09/06/2026 - Edición Nº1218

Internacionales

Soberanía regional

Donald Trump reabre la pelea por la tutela de América Latina

09/06/2026 | La presión de Washington sobre la región cruza soberanía, comercio y recursos críticos, con Argentina alineada al eje Milei-Trump.



América Latina volvió a discutir una palabra antigua con consecuencias actuales: tutela. El foco está puesto en México, Brasil y Colombia, pero la lectura excede esos casos. La disputa central es quién define las reglas políticas, comerciales y estratégicas del continente.

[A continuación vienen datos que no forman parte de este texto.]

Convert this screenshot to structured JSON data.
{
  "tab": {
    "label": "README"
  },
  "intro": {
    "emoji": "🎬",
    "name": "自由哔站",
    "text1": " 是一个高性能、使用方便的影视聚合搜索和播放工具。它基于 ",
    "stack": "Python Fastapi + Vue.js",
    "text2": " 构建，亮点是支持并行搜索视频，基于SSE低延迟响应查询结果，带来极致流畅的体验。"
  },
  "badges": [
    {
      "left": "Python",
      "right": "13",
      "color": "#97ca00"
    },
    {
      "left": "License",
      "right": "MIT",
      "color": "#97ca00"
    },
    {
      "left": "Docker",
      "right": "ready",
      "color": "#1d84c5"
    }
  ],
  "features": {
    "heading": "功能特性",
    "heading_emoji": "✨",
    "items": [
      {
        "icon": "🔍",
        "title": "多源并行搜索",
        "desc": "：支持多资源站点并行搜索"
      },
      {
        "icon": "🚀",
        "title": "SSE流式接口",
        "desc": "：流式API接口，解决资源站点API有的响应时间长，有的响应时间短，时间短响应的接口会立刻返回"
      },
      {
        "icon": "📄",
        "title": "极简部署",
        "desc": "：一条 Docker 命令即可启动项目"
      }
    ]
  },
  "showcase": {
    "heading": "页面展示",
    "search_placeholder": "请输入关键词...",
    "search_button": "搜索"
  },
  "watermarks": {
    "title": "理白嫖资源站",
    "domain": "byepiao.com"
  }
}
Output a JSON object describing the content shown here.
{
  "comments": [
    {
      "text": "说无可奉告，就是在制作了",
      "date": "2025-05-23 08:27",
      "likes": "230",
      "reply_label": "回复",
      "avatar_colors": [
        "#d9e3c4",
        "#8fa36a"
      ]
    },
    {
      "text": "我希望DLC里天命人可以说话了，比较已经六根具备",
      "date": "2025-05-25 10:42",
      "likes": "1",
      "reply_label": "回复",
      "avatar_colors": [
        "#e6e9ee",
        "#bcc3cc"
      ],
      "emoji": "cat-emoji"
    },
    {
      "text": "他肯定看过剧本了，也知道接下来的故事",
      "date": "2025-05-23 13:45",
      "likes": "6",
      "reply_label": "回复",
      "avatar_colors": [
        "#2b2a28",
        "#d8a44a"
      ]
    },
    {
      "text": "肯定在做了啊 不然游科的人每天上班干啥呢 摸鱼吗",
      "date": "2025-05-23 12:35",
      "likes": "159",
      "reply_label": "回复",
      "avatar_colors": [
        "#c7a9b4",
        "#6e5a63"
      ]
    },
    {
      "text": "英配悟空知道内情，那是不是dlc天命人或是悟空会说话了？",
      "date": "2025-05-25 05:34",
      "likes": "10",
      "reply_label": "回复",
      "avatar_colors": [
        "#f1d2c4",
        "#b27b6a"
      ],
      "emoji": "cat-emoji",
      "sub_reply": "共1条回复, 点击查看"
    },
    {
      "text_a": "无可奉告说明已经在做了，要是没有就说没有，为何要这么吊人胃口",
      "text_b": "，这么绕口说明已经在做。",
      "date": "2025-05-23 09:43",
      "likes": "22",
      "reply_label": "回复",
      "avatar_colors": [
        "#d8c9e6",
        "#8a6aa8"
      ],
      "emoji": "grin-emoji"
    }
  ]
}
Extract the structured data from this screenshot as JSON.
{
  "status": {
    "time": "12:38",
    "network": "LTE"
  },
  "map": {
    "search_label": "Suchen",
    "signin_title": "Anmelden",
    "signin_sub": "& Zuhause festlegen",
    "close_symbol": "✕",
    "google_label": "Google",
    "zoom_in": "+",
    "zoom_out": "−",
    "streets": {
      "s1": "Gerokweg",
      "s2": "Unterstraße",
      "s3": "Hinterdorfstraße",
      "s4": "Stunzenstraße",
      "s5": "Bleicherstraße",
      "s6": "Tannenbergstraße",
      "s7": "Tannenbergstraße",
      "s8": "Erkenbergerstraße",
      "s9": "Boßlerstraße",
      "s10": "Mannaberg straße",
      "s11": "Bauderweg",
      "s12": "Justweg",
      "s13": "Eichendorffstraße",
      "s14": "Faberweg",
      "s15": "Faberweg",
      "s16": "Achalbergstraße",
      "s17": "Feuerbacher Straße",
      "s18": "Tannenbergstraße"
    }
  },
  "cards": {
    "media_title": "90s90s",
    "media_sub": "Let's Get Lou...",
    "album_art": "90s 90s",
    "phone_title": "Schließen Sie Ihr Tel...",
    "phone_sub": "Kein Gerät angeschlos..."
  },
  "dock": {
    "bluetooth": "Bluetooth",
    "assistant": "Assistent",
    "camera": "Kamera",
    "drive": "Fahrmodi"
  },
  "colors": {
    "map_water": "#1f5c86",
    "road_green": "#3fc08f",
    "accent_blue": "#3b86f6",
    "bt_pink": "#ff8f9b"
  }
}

Para Argentina, el tema no queda lejos ni funciona como debate abstracto. Javier Milei eligió una política exterior de alineamiento explícito con Donald Trump, en un momento en que Washington vuelve a mirar el hemisferio como zona prioritaria de seguridad e influencia. Esa cercanía puede abrir acceso comercial, inversiones y respaldo diplomático. También puede dejar a Buenos Aires expuesta si la región interpreta ese vínculo como una delegación de autonomía.

Estados Unidos 

 


Estados Unidos es un país de 50 estados que ocupa una extensa franja de América del Norte, con Alaska en el noroeste y Hawái que extiende la presencia del país en el océano Pacífico.

El costo de alinearse

La discusión regional ya no pasa solo por discursos sobre soberanía. Hoy se mezcla con energía, litio, alimentos, seguridad, financiamiento externo y reglas para invertir. Estados Unidos, China y Europa compiten por recursos críticos y cadenas de suministro, mientras los gobiernos latinoamericanos intentan capturar divisas sin resignar margen político. En ese mapa, Argentina aparece como socio potencial, pero también como territorio en disputa económica.

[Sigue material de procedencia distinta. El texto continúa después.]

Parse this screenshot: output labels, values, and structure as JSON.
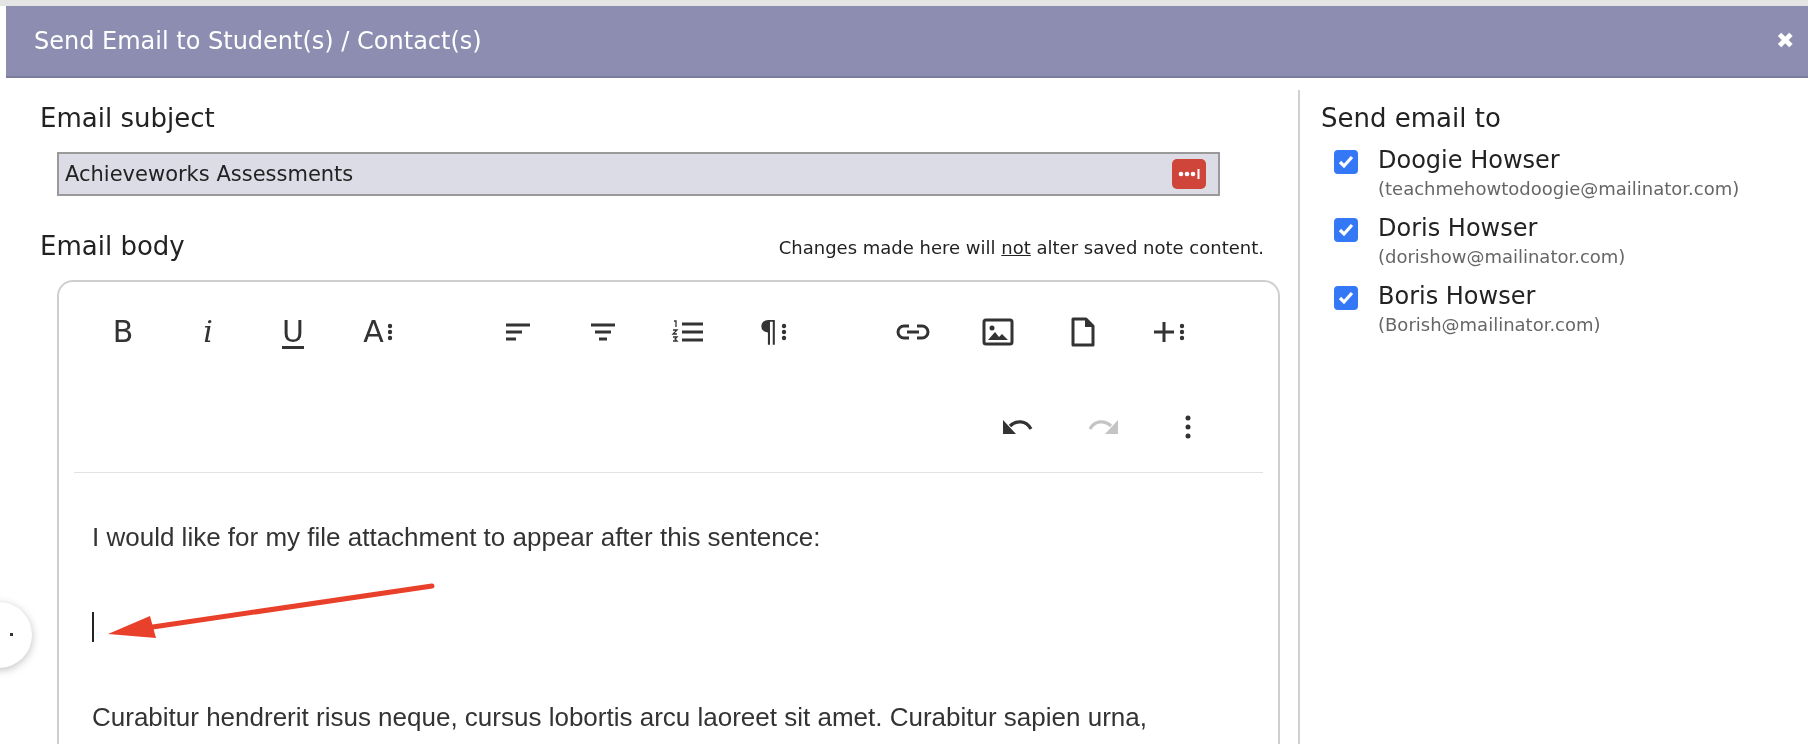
{
  "dialog": {
    "title": "Send Email to Student(s) / Contact(s)",
    "close": "✖"
  },
  "subject": {
    "label": "Email subject",
    "value": "Achieveworks Assessments"
  },
  "body": {
    "label": "Email body",
    "note": "Changes made here will ",
    "note_emphasis": "not",
    "note_rest": " alter saved note content.",
    "toolbar": [
      [
        [
          {
            "kind": "bold",
            "label": "B"
          },
          {
            "kind": "italic",
            "label": "i"
          },
          {
            "kind": "underline",
            "label": "U"
          },
          {
            "kind": "font",
            "label": "A"
          }
        ],
        [
          {
            "kind": "align-left"
          },
          {
            "kind": "align-center"
          },
          {
            "kind": "ordered-list"
          },
          {
            "kind": "paragraph",
            "label": "¶"
          }
        ],
        [
          {
            "kind": "link"
          },
          {
            "kind": "image"
          },
          {
            "kind": "file"
          },
          {
            "kind": "insert"
          }
        ]
      ],
      [
        [
          {
            "kind": "undo",
            "disabled": false
          },
          {
            "kind": "redo",
            "disabled": true
          },
          {
            "kind": "more"
          }
        ]
      ]
    ],
    "paragraphs": [
      "I would like for my file attachment to appear after this sentence:",
      "Curabitur hendrerit risus neque, cursus lobortis arcu laoreet sit amet. Curabitur sapien urna,"
    ]
  },
  "recipients": {
    "label": "Send email to",
    "items": [
      {
        "name": "Doogie Howser",
        "email": "(teachmehowtodoogie@mailinator.com)",
        "checked": true
      },
      {
        "name": "Doris Howser",
        "email": "(dorishow@mailinator.com)",
        "checked": true
      },
      {
        "name": "Boris Howser",
        "email": "(Borish@mailinator.com)",
        "checked": true
      }
    ]
  }
}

El acuerdo comercial y de inversión entre Argentina y Estados Unidos refuerza esa lectura. Washington lo presentó como una señal de apertura de mercado, reducción de barreras y mayor acceso para exportadores norteamericanos. Para el Gobierno argentino, puede funcionar como vidriera ante capitales externos. Para sus vecinos, en cambio, plantea una pregunta incómoda: si cada país negocia por separado con las potencias, ¿qué valor real conserva una estrategia regional común?


Trump reabre la disputa por tutelas regionales y Argentina queda en el centro diplomático. 

Recursos, votos y presión externa

El editorial sobre tutelas toca un punto sensible porque las elecciones latinoamericanas ya no se leen solo como alternancias internas. Cada resultado puede modificar contratos energéticos, acuerdos de seguridad, compras públicas, aranceles, deuda y prioridades diplomáticas. En México, Brasil o Colombia, una señal desde Washington puede ordenar apoyos, endurecer discursos o condicionar negociaciones. La soberanía, en la práctica, también se mide en presupuesto, crédito e inversión.


América Latina discute soberanía y Milei apuesta al vínculo comercial con EE.UU.

El cierre argentino está en esa tensión. Milei puede capitalizar la cercanía con Trump si logra convertirla en exportaciones, financiamiento, tecnología y reglas más previsibles para sectores como energía, minería y agroindustria. Pero el costo político aparece si ese alineamiento achica la capacidad de maniobra frente a Brasil, México o Colombia. La pregunta para Argentina no es solo con quién se alinea, sino cuánto obtiene a cambio y cuánto margen fiscal, comercial y diplomático conserva.